The LM Ericsson and Sony Corp. joint venture said the loss of €213 million ($299 million) compared with a profit of €6 million a year ago. The result was the fourth consecutive quarterly loss for Sony Ericsson.
The company shipped 13.8 million units in the quarter, down 43% year-on-year. Sales for the period fell by 39% to €1.7 billion from €2.8 billion in the second quarter of 2008.
EQ Bank analyst Jari Honko said the report was largely in line with his expectations and underlines that Sony Ericsson is in “deep trouble.”
“My future outlook for the company is pretty dark,” he said. “I haven’t seen any magical trick that could improve Sony Ericsson’s position.”
He said that although the weak handset market was causing difficulties for Sony Ericsson, it also had some “major company-specific issues” regarding its product strategy.
“One should not draw any hasty conclusions for other companies, such as Nokia from this report,” he said.
Shares in Ericsson fell 0.3% to 75.5 kronor ($9.7) in Stockholm.
Sony Ericsson estimates its market share was over 5% in the second quarter compared with about 6% in the first quarter. It also reiterated its outlook for the global handset market to fall at a rate of around 10% in 2009.
“As expected, the second quarter was challenging and we still believe the remainder of the year will be difficult for Sony Ericsson,” president Dick Komiyama said in a statement. “Our focus remains on bringing the company back to profitability and growth as quickly as possible, and our performance is starting to improve due to our cost reduction activities.”
The company’s weak position has triggered speculation in the media that the company may need a cash injection, possibly altering the ownership structure. Honko said such views were warranted.
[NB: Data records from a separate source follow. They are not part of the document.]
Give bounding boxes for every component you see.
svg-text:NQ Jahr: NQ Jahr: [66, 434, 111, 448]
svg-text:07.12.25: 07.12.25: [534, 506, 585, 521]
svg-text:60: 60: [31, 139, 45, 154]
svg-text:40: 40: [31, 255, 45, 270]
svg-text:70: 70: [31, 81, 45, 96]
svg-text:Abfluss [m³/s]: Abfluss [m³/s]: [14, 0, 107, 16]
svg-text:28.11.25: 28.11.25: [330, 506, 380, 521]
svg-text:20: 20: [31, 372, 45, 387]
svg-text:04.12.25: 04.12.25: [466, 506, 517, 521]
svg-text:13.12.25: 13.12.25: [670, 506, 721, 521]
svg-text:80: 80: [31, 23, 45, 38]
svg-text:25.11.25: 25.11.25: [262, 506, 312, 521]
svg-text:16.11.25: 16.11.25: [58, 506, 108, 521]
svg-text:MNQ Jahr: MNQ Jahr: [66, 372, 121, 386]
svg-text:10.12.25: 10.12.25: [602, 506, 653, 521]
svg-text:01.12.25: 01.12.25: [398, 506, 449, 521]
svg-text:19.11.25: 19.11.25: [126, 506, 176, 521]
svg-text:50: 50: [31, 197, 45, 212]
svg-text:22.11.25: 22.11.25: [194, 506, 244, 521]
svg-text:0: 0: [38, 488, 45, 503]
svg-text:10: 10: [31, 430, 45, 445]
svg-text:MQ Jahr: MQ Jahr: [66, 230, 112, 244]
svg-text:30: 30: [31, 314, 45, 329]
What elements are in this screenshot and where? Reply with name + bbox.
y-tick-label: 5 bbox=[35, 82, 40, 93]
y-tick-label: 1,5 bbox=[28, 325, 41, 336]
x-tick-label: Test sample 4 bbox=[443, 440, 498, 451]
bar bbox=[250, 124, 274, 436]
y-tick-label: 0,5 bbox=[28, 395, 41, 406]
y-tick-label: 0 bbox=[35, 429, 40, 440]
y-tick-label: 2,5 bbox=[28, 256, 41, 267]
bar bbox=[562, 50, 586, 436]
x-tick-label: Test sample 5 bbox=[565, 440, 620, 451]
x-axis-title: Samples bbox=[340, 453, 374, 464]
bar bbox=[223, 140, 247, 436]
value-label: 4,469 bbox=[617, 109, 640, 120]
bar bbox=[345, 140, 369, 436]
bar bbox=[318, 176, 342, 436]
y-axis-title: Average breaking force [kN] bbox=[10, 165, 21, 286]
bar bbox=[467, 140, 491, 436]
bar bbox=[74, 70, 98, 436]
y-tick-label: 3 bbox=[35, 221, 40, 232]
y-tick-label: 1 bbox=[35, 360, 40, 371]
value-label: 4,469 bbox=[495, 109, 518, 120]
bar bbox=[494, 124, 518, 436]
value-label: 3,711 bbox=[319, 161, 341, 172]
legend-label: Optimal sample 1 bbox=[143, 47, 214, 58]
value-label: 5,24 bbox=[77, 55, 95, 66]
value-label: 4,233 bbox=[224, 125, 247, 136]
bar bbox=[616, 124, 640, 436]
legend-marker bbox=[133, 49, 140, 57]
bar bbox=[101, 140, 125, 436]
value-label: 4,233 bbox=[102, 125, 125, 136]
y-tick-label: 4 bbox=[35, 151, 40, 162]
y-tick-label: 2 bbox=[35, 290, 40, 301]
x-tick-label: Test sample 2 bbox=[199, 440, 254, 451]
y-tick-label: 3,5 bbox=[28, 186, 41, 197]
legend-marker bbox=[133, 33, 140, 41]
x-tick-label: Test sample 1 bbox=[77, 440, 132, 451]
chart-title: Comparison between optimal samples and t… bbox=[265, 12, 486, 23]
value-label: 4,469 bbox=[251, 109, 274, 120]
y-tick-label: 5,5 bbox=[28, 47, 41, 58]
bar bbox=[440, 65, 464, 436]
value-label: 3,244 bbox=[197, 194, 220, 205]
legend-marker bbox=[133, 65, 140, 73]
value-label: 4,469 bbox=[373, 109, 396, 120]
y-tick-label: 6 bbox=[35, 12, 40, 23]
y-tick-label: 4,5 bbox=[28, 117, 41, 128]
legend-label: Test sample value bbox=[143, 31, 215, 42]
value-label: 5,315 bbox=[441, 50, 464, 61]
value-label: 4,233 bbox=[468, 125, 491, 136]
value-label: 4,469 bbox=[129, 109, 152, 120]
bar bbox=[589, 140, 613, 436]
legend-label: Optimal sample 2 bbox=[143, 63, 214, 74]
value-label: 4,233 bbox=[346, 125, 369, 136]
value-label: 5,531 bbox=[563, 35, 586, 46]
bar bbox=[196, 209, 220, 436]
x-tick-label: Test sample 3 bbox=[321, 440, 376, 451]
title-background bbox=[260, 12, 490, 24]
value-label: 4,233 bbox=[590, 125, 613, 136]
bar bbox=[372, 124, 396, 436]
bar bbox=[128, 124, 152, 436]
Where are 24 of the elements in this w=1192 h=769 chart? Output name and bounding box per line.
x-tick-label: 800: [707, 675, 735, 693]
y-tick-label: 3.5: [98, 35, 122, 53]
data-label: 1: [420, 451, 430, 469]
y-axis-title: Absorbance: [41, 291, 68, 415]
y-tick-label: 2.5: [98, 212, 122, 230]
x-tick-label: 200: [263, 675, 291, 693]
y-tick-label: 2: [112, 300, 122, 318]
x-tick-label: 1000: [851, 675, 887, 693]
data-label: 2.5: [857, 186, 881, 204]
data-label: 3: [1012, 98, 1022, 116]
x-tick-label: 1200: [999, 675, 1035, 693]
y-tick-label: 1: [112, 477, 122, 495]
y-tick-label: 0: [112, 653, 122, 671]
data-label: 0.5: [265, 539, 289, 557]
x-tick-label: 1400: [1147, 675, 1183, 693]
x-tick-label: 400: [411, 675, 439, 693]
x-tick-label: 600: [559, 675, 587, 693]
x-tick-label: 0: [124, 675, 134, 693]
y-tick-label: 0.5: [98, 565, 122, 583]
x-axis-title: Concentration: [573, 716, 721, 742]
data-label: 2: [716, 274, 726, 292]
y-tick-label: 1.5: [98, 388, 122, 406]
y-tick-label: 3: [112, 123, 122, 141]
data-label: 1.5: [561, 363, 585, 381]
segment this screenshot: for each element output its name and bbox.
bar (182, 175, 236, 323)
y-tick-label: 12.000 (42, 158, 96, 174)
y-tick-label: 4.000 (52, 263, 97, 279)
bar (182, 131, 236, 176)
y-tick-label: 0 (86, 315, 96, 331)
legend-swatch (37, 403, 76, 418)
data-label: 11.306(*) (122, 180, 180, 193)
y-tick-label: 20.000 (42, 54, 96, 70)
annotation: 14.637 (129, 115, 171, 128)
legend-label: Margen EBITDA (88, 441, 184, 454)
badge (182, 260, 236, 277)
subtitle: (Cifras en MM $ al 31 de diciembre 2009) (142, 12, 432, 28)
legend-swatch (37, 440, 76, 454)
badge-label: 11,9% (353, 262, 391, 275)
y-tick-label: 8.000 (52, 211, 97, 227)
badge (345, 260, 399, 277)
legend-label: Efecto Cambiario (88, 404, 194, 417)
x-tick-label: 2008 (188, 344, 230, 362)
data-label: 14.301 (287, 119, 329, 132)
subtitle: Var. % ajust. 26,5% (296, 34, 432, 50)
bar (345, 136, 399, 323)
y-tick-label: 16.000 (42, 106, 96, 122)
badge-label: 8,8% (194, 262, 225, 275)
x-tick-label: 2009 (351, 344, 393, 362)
“We’ll definitely see Sony and Ericsson discussing potential ownership changes or new investments in Sony Ericsson,” he said.
In April Sony Ericsson said it would slash 2,000 jobs, on top of 2,000 jobs cut last year, to lower costs.
On Thursday it said programs launched in 2008 to cut costs by some €880 million are on track, with the full benefit expected during the second half of 2010. Since the beginning of the cost-cutting programs, Sony Ericsson has shed around 2,350 jobs, it said.